Drumwright led demonstrators during the three-hour event. Marchers were told to socially distance, wear a mask and stay on the sidewalks or close to the road since Drumwright didn’t have a permit from the city.
“What do we want? Change. When do we want it? Now,” chanted marchers while leaving the starting point at Children’s Chapel United Church.
“Change is here. We’re making a change by being in these streets marching and protesting,” said Michael Harris, who marched alongside Drumwright.
“I stopped from work to do this because I have kids, five of them, and they could be a Breonna Taylor, Tamir Rice, a Trayvon Martin,” said Harris.
He said community members have been shut out of conversations for reform with law enforcement leaders.

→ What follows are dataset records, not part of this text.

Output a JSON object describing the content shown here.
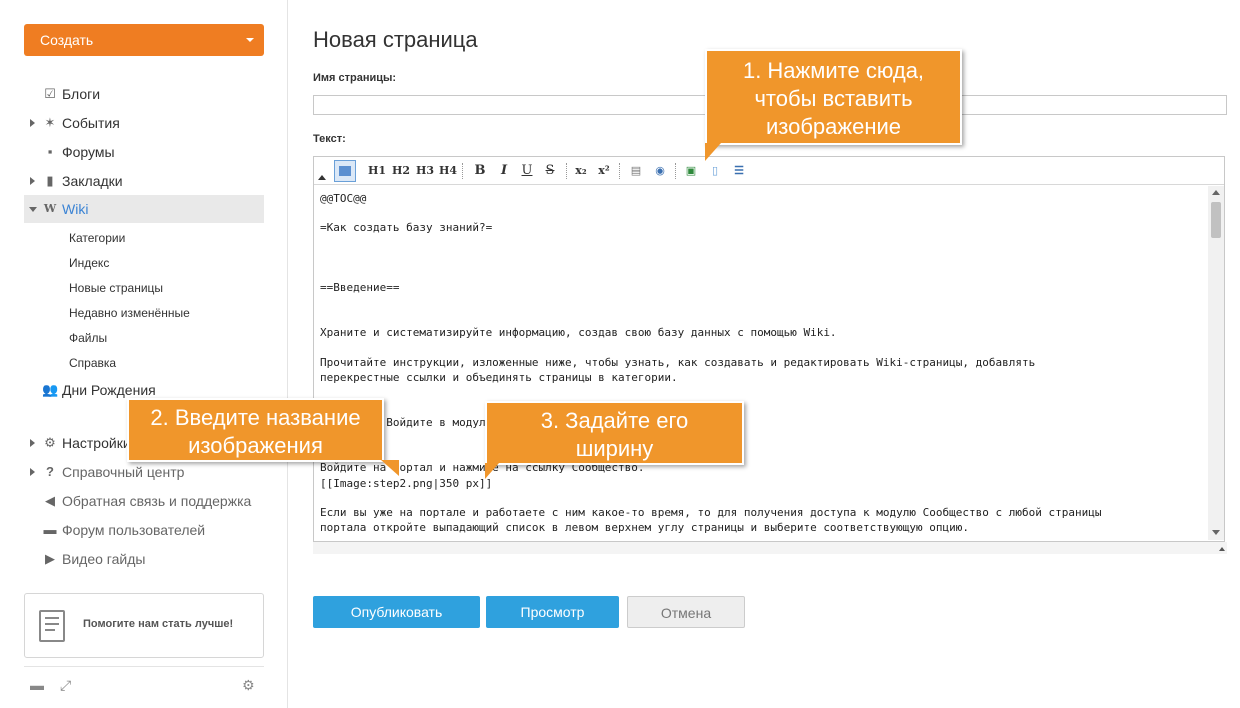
{
  "sidebar": {
    "create_label": "Создать",
    "items": [
      {
        "label": "Блоги",
        "icon": "blog-icon"
      },
      {
        "label": "События",
        "icon": "events-icon"
      },
      {
        "label": "Форумы",
        "icon": "forums-icon"
      },
      {
        "label": "Закладки",
        "icon": "bookmarks-icon"
      },
      {
        "label": "Wiki",
        "icon": "wiki-icon"
      },
      {
        "label": "Дни Рождения",
        "icon": "birthdays-icon"
      },
      {
        "label": "Настройки",
        "icon": "settings-icon"
      },
      {
        "label": "Справочный центр",
        "icon": "help-icon"
      },
      {
        "label": "Обратная связь и поддержка",
        "icon": "feedback-icon"
      },
      {
        "label": "Форум пользователей",
        "icon": "user-forum-icon"
      },
      {
        "label": "Видео гайды",
        "icon": "video-icon"
      }
    ],
    "wiki_sub": [
      "Категории",
      "Индекс",
      "Новые страницы",
      "Недавно изменённые",
      "Файлы",
      "Справка"
    ],
    "feedback_label": "Помогите нам стать лучше!"
  },
  "main": {
    "title": "Новая страница",
    "name_label": "Имя страницы:",
    "name_value": "",
    "text_label": "Текст:",
    "toolbar": [
      "H1",
      "H2",
      "H3",
      "H4",
      "B",
      "I",
      "U",
      "S"
    ],
    "lines": [
      "@@TOC@@",
      "=Как создать базу знаний?=",
      "==Введение==",
      "Храните и систематизируйте информацию, создав свою базу данных с помощью Wiki.",
      "Прочитайте инструкции, изложенные ниже, чтобы узнать, как создавать и редактировать Wiki-страницы, добавлять",
      "перекрестные ссылки и объединять страницы в категории.",
      "===Шаг 1. Войдите в модуль Сообщество===",
      "Войдите на портал и нажмите на ссылку Сообщество.",
      "[[Image:step2.png|350 px]]",
      "Если вы уже на портале и работаете с ним какое-то время, то для получения доступа к модулю Сообщество с любой страницы",
      "портала откройте выпадающий список в левом верхнем углу страницы и выберите соответствующую опцию."
    ],
    "publish_label": "Опубликовать",
    "preview_label": "Просмотр",
    "cancel_label": "Отмена"
  },
  "callouts": {
    "c1": [
      "1. Нажмите сюда,",
      "чтобы вставить",
      "изображение"
    ],
    "c2": [
      "2. Введите название",
      "изображения"
    ],
    "c3": [
      "3. Задайте его",
      "ширину"
    ]
  },
  "colors": {
    "accent": "#ef7d22",
    "primary": "#2fa1de",
    "callout": "#f0962b",
    "link": "#3a83d4"
  }
}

Meanwhile, marchers were met with sheriff’s deputies outside the building.
“We demand an apology,” said Drumwright. “All you sheriffs that are standing by, if it was your sons, daughters, you’d want an apology too.”
“In these meetings that we’re not in, people need to speak up and speak out about racism,” added Harris. “We want to show our love and we want the love given back to us.”
Counter-protesters spoke out too during the final stop along the march in Graham’s Court Sqaure. Graham police officers intervened in several heated exchanges.
“We didn’t have a racist problem then,” said one counter-protestor who did not wish to share their name with FOX8. “There’s not a racist problem now, but you got people that create race problems.”
Graham police and the Alamance County Sheriff’s Office report no arrests during the march. This is one of many protests this year sparked by the death of George Floyd in Minneapolis. Demonstrators have focused on issues like police brutality, voting rights and the Alamance County Confederate monument.